Vu la procédure suivante :

Procédure contentieuse antérieure :

M. B... A... a demandé au tribunal administratif de Paris d'annuler l'arrêté du

11 décembre 2023 par lequel le préfet de police lui a fait obligation de quitter le territoire français dans un délai de trente jours et a fixé le pays de destination.

Par un jugement n° 2329125 du 7 février 2024, la magistrate désignée par le président du tribunal administratif de Paris a rejeté sa demande.

Procédure devant la Cour :

Par une requête enregistrée le 11 mars 2024, M. D... A..., représenté par Me Hug, demande à la Cour :

1°) d'annuler le jugement n° 2329125 du 7 février 2024 du tribunal administratif de Paris ;

2°) d'annuler l'arrêté du 11 décembre 2023 du préfet de police ;

3)° d'enjoindre au préfet de police de lui restituer son passeport ;

4°) de mettre à la charge de l'Etat les sommes de 2 000 euros en première instance et 2000 € en appel sur le fondement de l'article L.761-1 du code de justice administrative.

Il soutient que :

Sur la régularité du jugement attaqué :

- sa requête aurait dû être examinée en formation collégiale du fait de la substitution de base légale opérée par la première juge ;

Sur la décision portant obligation de quitter le territoire français :

- elle est entachée d'un défaut de motivation ;

- elle est entachée d'une erreur de droit et d'un défaut de base légale ;

- elle est entachée d'un défaut d'examen de sa situation personnelle et d'une erreur manifeste d'appréciation ;

Sur la décision fixant le pays de destination :

- elle est illégale, par voie d'exception, en raison de l'illégalité affectant la décision portant obligation de quitter le territoire français.

Par un mémoire en défense enregistré le 31 juillet 2024, le préfet de police conclut au rejet de la requête.

Il fait valoir que les moyens de la requête ne sont pas fondés.

Vu les autres pièces du dossier.

Vu :

- la convention européenne de sauvegarde des droits de l'homme et des libertés fondamentales ;

- le code de l'entrée et du séjour des étrangers et du droit d'asile ;

- le code de justice administrative.

Le président de la formation de jugement a dispensé le rapporteur public, sur sa proposition, de prononcer des conclusions à l'audience.

Les parties ont été régulièrement averties du jour de l'audience.

Le rapport de M. C... a été entendu au cours de l'audience publique.

Considérant ce qui suit :

1. M. A..., ressortissant chinois né le 10 mars 1976, est entré en France le 22 mai 2018 sous couvert d'un visa de court séjour. Par un arrêté du 11 décembre 2023, le préfet de police lui a fait obligation de quitter le territoire français dans un délai de trente jours et a fixé le pays de destination. M. A... relève appel devant la Cour du jugement du 7 février 2024 par lequel la magistrate désignée par le président du tribunal administratif de Paris a rejeté sa demande tendant à l'annulation de cet arrêté.
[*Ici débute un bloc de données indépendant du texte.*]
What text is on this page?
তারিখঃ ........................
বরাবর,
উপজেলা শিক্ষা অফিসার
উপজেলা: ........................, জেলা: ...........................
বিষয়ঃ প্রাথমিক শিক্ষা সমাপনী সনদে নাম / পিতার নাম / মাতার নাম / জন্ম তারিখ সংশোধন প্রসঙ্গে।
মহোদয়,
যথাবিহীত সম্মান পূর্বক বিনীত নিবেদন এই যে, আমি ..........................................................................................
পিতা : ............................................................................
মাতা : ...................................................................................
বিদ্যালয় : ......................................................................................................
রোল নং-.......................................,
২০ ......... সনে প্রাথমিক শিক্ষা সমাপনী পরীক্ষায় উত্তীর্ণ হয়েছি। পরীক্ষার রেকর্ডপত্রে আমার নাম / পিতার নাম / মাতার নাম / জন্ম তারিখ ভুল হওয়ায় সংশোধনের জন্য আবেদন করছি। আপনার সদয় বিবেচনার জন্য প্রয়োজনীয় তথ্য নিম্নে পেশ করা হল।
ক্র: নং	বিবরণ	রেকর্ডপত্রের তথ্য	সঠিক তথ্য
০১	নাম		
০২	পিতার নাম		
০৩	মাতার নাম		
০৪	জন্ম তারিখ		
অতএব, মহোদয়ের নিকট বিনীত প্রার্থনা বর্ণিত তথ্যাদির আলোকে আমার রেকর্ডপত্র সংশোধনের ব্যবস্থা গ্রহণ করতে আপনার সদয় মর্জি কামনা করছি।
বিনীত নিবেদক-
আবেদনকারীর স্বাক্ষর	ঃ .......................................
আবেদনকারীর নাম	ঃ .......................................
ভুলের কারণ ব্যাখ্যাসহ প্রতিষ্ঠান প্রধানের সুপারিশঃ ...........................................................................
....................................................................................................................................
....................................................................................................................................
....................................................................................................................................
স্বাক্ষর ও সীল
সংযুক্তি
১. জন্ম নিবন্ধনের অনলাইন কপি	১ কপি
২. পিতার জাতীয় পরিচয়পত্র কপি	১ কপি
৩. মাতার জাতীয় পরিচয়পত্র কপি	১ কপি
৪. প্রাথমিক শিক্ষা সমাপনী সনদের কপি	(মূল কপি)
Sur la régularité du jugement attaqué :

2. Aux termes de l'article L. 614-4 du code de l'entrée et du séjour des étrangers et du droit d'asile : " Lorsque la décision portant obligation de quitter le territoire français prise en application des 3°, 5° ou 6° de l'article L. 611-1 est assortie d'un délai de départ volontaire, le tribunal administratif est saisi dans le délai de trente jours suivant la notification de la décision. / L'étranger peut demander le bénéfice de l'aide juridictionnelle au plus tard lors de l'introduction de sa requête en annulation. / Le tribunal administratif statue dans un délai de trois mois à compter de sa saisine. ". Aux termes de l'article L. 614-5 du même code : " Lorsque la décision portant obligation de quitter le territoire français prise en application des 1°, 2° ou 4° de l'article L. 611-1 est assortie d'un délai de départ volontaire, le président du tribunal administratif peut être saisi dans le délai de quinze jours suivant la notification de la décision. / [...] / Le président du tribunal administratif ou le magistrat qu'il désigne à cette fin parmi les membres de sa juridiction ou parmi les magistrats honoraires inscrits sur la liste mentionnée à l'article L. 222-2-1 du code de justice administrative statue dans un délai de six semaines à compter de sa saisine. ".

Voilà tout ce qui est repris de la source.